Flight
The De Havilland Q400 carrying 61 people diverted to Boston Logan after the captain was pulled from the flight deck mid-air Suganth/Unsplash

A captain's apparent midair seizure forced five strangers to pin him down with seatbelts for a grueling 40 minutes, while the first officer flew the De Havilland Q400 to Boston alone. The harrowing incident highlights the high-stakes pressure placed on single pilots when a dual-crew system suddenly loses its captain.

Air Canada Flight AC7664, operated by regional partner PAL Airlines, was carrying 61 passengers from Newark Liberty International Airport to Halifax, Nova Scotia, on 24 June when the captain became incapacitated and was dragged out of the flight deck by a flight attendant, according to passenger accounts and an Air Canada statement.

Rodney McDonald, a passenger seated in the front row, told ABC News that he and four other travellers helped restrain the captain for roughly 40 minutes as a registered nurse on board directed the response. 'It was really horrifying,' McDonald said.

The 40-Minute Restraint

The aircraft 'swerved' before passengers understood what was happening, McDonald said, describing repeated jolts that did not feel like turbulence. A flight attendant then entered the cockpit and pulled the captain into the aisle.

McDonald said the group worked to keep the captain still as he convulsed, using every seatbelt they could find to secure his arms, legs, and chest. The captain was 'out of control physically, not violently', McDonald told ABC News, and was not coherent until just before landing.

The US Centers for Disease Control and Prevention (CDC) advises against holding down a person having a seizure, because restraint can cause injury. The agency recommends clearing the area, turning the person gently on their side, and keeping the airway clear.

Why The Captain Was Removed From The Flight Deck

Air Canada said in a statement that the captain experienced a medical issue and was removed from the flight deck 'as per safety protocols'. The first officer took control, declared a diversion, and landed at Boston Logan International Airport without incident. The captain was taken to a Boston hospital.

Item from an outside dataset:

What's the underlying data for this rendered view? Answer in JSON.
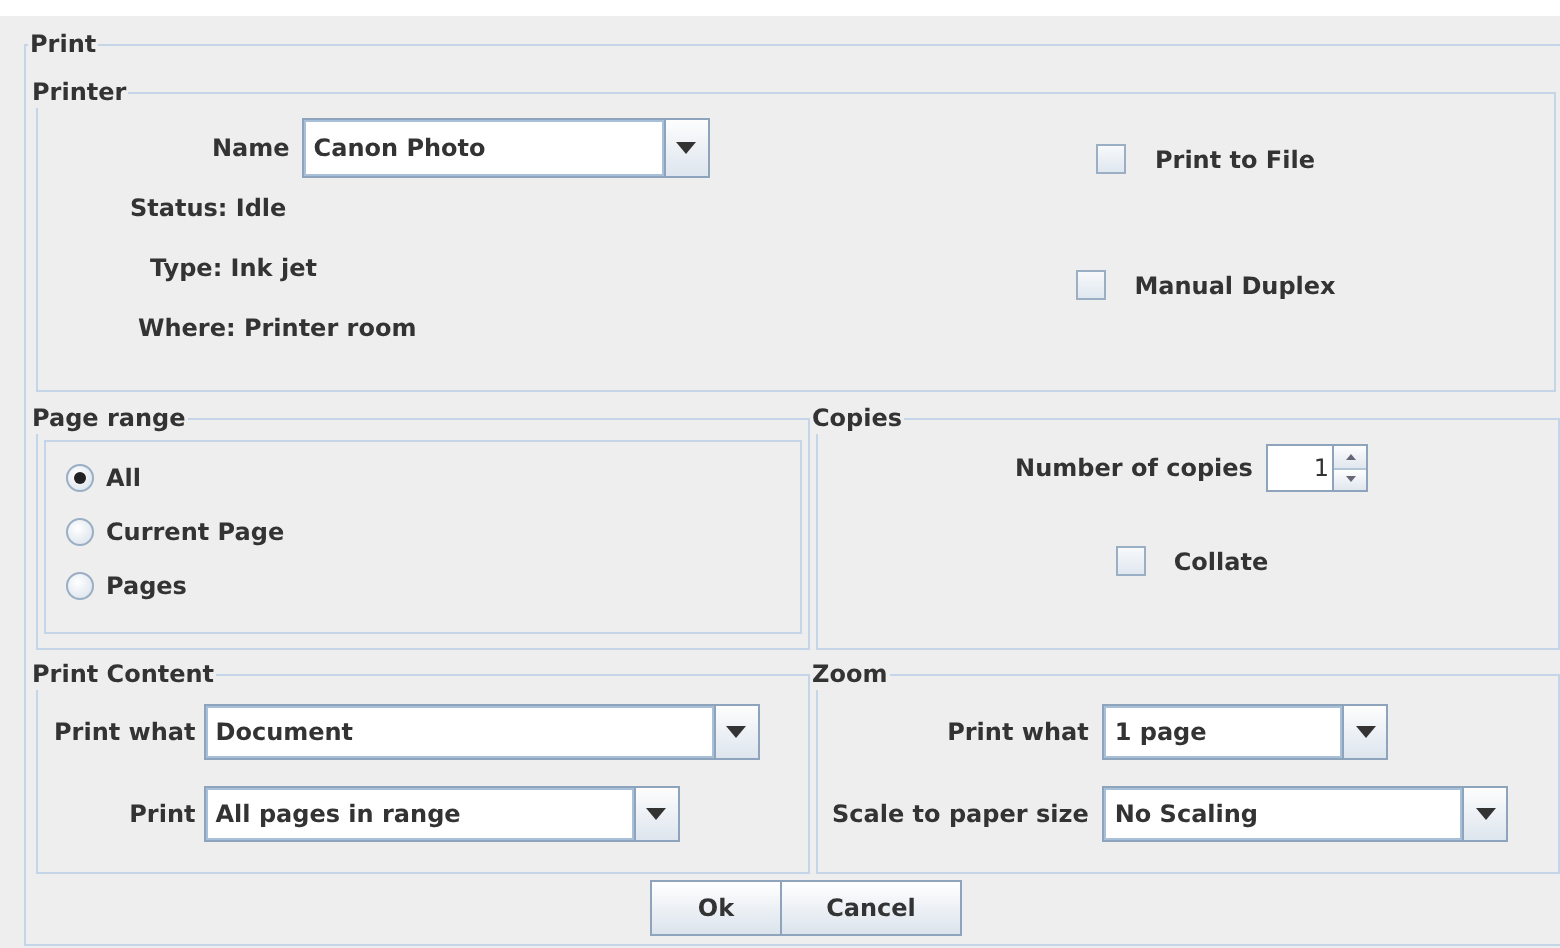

The aircraft was a De Havilland Dash 8 Q400 turboprop, a workhorse on Canadian regional routes that frequently services transborder flights into the US. PAL Airlines operates the type for Air Canada Express, mirroring the regional-carrier structure used by every major US legacy airline.

The Lone First Officer Question

The incident has reignited a quieter policy fight playing out at the Federal Aviation Administration (FAA). Manufacturers like Airbus, alongside European regulators, have spent years studying 'reduced crew operations' for cargo and short-haul flights. However, after a critical safety study concluded that solo pilots could not match dual-crew safety, the European Union Aviation Safety Agency (EASA) officially shelved its near-term push, delaying any potential implementation to 2030 at the earliest.

The Air Line Pilots Association (ALPA), the largest pilot union in North America, has fought the push. ALPA cites data from FAA Advisory Circular 25.1523 showing that of 32 pilot incapacitation occurrences in single-pilot commercial operations between 1980 and 1989, all 32 resulted in fatalities. Over the same period, 51 incapacitation events in two-pilot scheduled airline operations all ended in safe recoveries.

US federal regulations still require at least two qualified pilots in the cockpit of large passenger and cargo aircraft. An aerospace industry post on X questioned whether the AC7664 episode reveals 'single-pilot incapacitation procedures and crew resource gaps on regional operations'.

What This Means For US Regional Flyers

Every American who boards a regional flight at Newark, LaGuardia, Reagan National, or Logan flies under the same two-pilot rule that saved AC7664 FAA Two-Pilot Mandate. The captain's collapse worked out because a trained first officer was already in the right seat, a flight attendant could physically remove him, and a registered nurse happened to be in coach.

The FAA has not signalled any move toward single-pilot scheduled passenger service. The aviation industry has, and AC7664 just handed pilot unions their strongest real-world counter-example in years.